Liefmans Frambozenbier ($4.95/375 mL, 4.5% abv, LCBO 439984)
While it’s brewed using the juice-added method, this raspberry beer from Belgium’s Huisbrouwerij Liefmans rivals the complexity and quality of many fully fermented fruit beers. There are two main reasons for this: they use the juice of whole fresh raspberries pressed just before mixing, and the base beer is their renowned Flemish Sour Ale, Liefmans Goudenband. The result is a beer that has the aroma and flavour of fresh, tart raspberry compote, backed up with some oak and earthy malt, and a lingering sour finish. (If you’d like to compare it to the unflavoured version, there are still a few bottles of Goudenband kicking around from the LCBO’s spring beer promotion.)

St. Louis Premium Kriek ($tba/4 x 250 mL, 3.2% abv, LCBO 676890)
At the time of writing, this cherry beer from Belgium’s Brouwerij Van Honsebrouck had yet to appear on store shelves, or even in the LCBO’s online inventory. While I try to keep an open mind, my expectations for this one are low due to the poor quality of St. Louis Gueuze and the fact that it will be sold in cans, a package that is suitable for many styles of beer but not a traditional Kriek, suggesting that this will likely be of the sweetened variety.

In closing I should mention that if flavoured beers just aren’t you’re thing, there are two other beers in the summer promotion that you may find more to your liking.

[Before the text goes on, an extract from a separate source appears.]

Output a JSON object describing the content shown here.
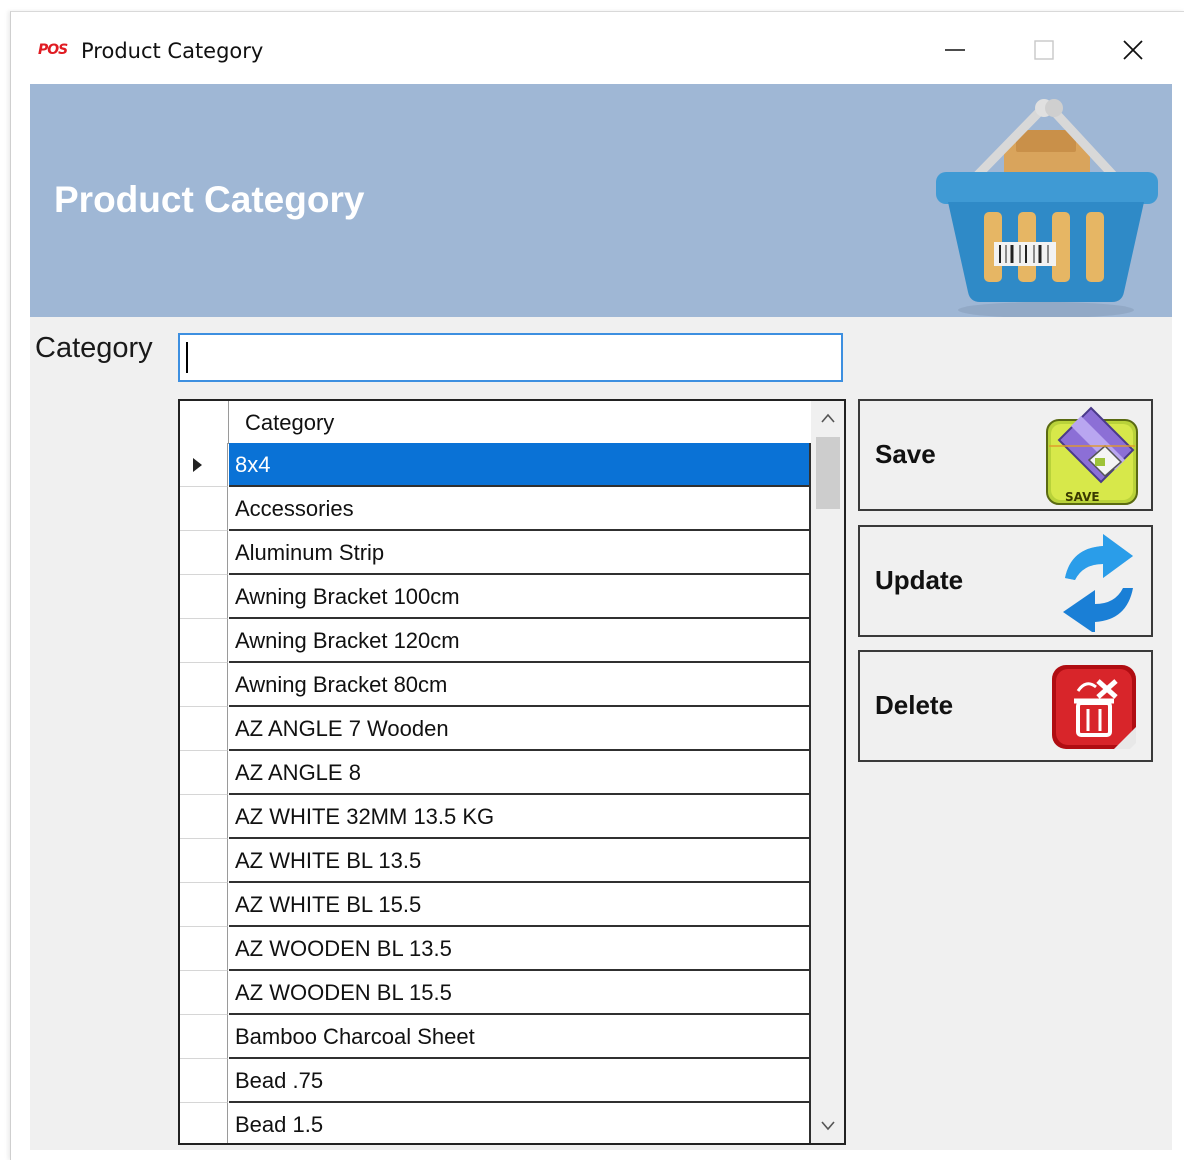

Christoffel Blond ($2.30/300 mL, 6.0% abv, LCBO 696955)  is a golden-hued Pilsner from Bierbrouwerij St. Christoffel of The Netherlands that has a spicy, herbal hoppiness that makes it fantastic for steaming mussels and to drink with them once they’re done, of course. Goldings Summer Hop Ale <> ($3.30/500 mL, 4.7% abv, LCBO 676874)  from Britain’s Shepherd Neame  is a light golden ale with some soft floral notes, but it’s unfortunately been packaged in clear bottles, making it prone to skunkiness thanks to the open shelves and harsh lighting at most LCBO outlets. So if you’re going to get some Goldings, I highly recommend that you grab the bottles from an unopened case if at all possible.